EIGHT MINUTE FARM

Alec Hilton

Matador RRP: £7.99 Pbk

Released: 4th November 2010

Reviewer: Sara Townsend

 

Sara-Jayne Townsend is a published crime and horror writer and likes books in which someone dies horribly. She is founder and Chair Person of the T Party Writers’ Group.

 
Schoolteacher Martin Stilliard gets sunstroke on a walking holiday in Yorkshire and sits down in a railway station feeling faint. The next thing he knows, he’s in front of a farmhouse – “Eight Minute Farm”, the worn sign says – with no idea how he got there. After spending some time at the farmhouse and meeting the MacDonalds, he finds himself back at the railway station. Back at his school, term starts again and Stilliard’s colleague, Philip Graham, leaves the school abruptly under a cloud, following allegations of abuse of a student, and his flight takes him into the path of Eight Minute Farm.

The convoluted plot is just one of many problems with this book. What jarred immediately for me is the peculiarly old-fashioned writing – there’s a great deal of ‘telling’ not ‘showing’, and no emotional connection with any of the characters. The schoolgirl whom Philip Graham gets pregnant, Sandra Spile, is 15. Initially besotted with him, she insists on running away with him. When Philip knocks down the unfortunate Ian MacDonald and leaves him for dead in the road, Sandra suddenly decides Philip is a cad and scurries off back home. In the year the book is set – 1985 – I, too, was a 15-year-old schoolgirl. But I had no emotional connection at all with Sandra, and she didn’t seem in any way to be a contemporary. I also feel that when a 15-year-old finds herself pregnant by her teacher, there’s a crucial conversation that needs to be had about what she’s going to do, which was noticeably missing from the book. It is taken as fact that Sandra keeps her baby – if she’d considered all the options before arriving at her decision, she might have come across as being more “real” as a character.

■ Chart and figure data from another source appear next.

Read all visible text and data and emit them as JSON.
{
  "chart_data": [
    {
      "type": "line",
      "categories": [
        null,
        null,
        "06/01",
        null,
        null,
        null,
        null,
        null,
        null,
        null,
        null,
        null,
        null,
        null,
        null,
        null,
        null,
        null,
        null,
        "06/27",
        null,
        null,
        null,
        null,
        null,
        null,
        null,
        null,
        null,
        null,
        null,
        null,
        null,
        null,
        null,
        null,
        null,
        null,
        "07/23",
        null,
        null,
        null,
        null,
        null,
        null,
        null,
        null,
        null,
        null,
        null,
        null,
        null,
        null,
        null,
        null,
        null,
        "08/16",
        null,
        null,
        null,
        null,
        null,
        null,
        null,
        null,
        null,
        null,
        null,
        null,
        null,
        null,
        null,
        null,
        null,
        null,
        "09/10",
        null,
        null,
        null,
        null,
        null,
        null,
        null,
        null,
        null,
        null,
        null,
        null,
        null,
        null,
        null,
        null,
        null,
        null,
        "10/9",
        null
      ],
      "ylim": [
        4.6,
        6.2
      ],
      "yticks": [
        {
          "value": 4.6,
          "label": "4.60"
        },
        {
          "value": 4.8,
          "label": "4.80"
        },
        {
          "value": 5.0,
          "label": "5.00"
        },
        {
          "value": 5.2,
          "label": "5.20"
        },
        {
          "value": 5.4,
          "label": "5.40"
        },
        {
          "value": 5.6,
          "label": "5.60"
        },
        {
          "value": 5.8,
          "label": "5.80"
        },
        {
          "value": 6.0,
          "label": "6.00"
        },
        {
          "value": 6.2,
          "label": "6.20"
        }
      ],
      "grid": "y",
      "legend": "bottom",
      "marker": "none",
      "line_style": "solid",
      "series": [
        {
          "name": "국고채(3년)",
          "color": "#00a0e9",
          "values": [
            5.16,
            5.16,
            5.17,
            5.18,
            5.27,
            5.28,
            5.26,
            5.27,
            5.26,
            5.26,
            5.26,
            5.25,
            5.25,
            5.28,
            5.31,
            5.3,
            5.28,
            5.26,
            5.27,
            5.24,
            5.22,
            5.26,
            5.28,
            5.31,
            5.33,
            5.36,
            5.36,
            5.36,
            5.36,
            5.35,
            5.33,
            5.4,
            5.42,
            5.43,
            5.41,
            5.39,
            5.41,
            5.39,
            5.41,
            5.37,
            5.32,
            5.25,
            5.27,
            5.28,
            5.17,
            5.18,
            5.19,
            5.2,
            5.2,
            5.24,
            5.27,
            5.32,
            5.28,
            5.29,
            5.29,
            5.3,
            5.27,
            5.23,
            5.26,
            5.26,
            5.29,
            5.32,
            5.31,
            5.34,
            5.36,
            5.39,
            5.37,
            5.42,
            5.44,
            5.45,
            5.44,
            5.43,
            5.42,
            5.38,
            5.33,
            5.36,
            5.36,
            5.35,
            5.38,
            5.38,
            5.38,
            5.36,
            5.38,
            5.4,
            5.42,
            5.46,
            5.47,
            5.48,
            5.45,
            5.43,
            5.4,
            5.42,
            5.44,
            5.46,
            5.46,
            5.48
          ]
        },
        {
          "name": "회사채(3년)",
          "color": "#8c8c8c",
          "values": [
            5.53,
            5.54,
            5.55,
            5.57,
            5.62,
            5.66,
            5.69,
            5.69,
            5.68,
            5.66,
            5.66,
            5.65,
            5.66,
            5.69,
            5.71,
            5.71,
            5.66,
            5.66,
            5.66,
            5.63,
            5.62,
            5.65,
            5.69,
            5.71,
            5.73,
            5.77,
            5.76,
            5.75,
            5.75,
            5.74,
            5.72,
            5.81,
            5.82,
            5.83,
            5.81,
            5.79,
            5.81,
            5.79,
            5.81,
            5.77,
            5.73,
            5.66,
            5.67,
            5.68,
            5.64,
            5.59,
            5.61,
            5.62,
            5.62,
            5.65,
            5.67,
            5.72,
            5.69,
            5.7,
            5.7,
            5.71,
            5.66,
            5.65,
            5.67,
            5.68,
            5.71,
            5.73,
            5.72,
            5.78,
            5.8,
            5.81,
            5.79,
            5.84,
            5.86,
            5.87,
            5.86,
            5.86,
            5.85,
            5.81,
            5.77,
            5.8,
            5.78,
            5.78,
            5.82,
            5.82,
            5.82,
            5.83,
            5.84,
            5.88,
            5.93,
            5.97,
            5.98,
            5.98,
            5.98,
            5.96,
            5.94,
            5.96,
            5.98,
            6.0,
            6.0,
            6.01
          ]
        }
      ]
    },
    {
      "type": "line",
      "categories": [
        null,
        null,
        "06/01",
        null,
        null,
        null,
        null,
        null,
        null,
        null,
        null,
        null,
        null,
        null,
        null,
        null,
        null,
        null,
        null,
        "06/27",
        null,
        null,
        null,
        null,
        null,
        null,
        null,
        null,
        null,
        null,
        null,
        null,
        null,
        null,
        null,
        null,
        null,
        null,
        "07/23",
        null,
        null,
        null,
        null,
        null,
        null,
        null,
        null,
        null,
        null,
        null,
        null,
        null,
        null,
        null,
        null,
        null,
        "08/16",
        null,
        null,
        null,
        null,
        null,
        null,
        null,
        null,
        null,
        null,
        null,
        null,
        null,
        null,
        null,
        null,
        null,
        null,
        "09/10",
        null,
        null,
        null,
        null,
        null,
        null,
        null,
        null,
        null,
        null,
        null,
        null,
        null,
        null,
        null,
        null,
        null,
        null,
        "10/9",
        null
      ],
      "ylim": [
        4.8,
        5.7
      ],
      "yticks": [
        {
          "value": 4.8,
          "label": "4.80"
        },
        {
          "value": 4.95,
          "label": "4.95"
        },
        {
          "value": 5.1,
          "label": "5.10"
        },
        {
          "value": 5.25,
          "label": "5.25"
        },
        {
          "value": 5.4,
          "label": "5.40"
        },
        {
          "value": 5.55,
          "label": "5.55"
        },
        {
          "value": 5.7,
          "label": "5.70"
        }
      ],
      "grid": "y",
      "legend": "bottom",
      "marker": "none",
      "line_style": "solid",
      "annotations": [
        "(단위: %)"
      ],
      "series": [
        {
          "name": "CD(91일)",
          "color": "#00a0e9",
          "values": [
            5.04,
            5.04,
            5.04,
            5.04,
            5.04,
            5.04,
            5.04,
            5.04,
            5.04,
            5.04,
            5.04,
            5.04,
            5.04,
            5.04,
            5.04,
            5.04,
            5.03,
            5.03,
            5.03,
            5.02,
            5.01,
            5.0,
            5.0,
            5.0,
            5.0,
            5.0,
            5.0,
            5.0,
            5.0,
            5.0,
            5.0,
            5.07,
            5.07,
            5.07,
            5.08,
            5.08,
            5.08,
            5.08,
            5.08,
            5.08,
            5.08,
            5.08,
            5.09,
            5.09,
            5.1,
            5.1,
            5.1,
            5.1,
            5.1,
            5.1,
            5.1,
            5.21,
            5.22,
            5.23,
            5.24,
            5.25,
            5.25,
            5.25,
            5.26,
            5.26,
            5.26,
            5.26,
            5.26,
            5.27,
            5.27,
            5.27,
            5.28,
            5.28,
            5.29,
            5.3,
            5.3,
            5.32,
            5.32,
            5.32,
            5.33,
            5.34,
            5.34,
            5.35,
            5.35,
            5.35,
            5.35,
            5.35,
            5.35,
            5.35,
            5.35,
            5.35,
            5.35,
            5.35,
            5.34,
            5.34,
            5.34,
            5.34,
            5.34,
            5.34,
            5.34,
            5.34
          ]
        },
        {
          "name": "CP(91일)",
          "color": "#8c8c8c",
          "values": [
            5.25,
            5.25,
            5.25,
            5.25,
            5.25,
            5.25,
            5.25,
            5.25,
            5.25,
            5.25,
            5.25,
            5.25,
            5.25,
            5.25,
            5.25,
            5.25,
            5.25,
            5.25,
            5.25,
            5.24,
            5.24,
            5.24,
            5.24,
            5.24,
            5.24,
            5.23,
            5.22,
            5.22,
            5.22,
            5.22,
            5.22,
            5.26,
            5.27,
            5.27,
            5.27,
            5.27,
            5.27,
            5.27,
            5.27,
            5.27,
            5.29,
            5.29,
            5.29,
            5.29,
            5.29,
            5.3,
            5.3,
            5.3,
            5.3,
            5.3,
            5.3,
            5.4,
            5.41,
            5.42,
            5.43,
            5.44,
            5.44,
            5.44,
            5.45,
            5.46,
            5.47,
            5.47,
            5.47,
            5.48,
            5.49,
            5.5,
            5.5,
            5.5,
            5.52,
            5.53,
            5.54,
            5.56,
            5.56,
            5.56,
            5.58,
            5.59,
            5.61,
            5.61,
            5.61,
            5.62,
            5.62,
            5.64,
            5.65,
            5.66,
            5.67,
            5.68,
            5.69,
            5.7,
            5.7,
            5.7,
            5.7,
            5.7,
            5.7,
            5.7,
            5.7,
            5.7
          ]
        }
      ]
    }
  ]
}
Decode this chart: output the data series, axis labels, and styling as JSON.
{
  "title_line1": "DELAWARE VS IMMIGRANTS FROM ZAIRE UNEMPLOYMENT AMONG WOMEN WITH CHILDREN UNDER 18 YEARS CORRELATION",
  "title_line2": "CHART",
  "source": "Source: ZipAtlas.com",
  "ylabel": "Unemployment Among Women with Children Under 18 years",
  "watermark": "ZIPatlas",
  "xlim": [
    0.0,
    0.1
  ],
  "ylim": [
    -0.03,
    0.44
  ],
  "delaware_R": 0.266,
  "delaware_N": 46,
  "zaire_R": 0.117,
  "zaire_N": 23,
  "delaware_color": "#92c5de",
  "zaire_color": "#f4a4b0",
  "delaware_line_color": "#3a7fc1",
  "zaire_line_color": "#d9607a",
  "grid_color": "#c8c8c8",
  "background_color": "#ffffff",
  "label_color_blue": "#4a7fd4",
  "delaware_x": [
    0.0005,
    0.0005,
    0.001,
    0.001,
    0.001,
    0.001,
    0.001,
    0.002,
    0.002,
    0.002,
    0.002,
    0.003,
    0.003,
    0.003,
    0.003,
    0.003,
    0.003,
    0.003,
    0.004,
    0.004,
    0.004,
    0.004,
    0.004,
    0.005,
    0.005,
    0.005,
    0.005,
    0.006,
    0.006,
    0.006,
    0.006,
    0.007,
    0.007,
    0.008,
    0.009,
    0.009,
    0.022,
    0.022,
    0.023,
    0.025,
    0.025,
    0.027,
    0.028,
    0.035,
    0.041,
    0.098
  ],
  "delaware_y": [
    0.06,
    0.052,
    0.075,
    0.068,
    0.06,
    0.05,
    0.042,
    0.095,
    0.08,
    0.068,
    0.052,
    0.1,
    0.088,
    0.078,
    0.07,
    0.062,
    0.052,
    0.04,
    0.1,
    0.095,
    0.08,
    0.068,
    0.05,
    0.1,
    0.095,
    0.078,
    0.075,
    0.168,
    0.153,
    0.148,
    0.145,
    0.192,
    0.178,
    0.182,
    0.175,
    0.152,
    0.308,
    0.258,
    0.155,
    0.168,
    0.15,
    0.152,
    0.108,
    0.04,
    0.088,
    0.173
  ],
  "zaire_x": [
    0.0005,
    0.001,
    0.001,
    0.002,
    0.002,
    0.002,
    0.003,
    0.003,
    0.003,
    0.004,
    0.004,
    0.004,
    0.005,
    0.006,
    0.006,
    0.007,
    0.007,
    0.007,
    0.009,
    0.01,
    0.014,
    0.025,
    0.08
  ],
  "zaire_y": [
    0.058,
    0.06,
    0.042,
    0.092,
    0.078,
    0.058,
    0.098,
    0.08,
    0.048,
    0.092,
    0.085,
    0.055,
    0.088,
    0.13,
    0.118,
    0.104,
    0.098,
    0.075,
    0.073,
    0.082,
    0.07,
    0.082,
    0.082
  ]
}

What really lets this story down, however, is the explanation of how Stilliard came to be at Eight Minute Farm in the first place – the mystery of which is the main driving force of the plot. The implausible explanation, when it finally comes, seems to be a vehicle to prove the existence of God. In a straight crime novel containing no other hint of supernatural activity, we would not accept an airy statement that “a wizard did it” – the only explanation offered is just as bizarre and out of place.
The most interesting feature of this book is the sub-plot of a school project that explores the beginnings of Greenwich Mean Time and its connection to Eight Minute Farm. I imagine that the farm and its part in the GMT story is factual, but this sub-plot only further complicates an already meandering and implausible story, and the characters are so two-dimensional that I didn’t really care about any of them.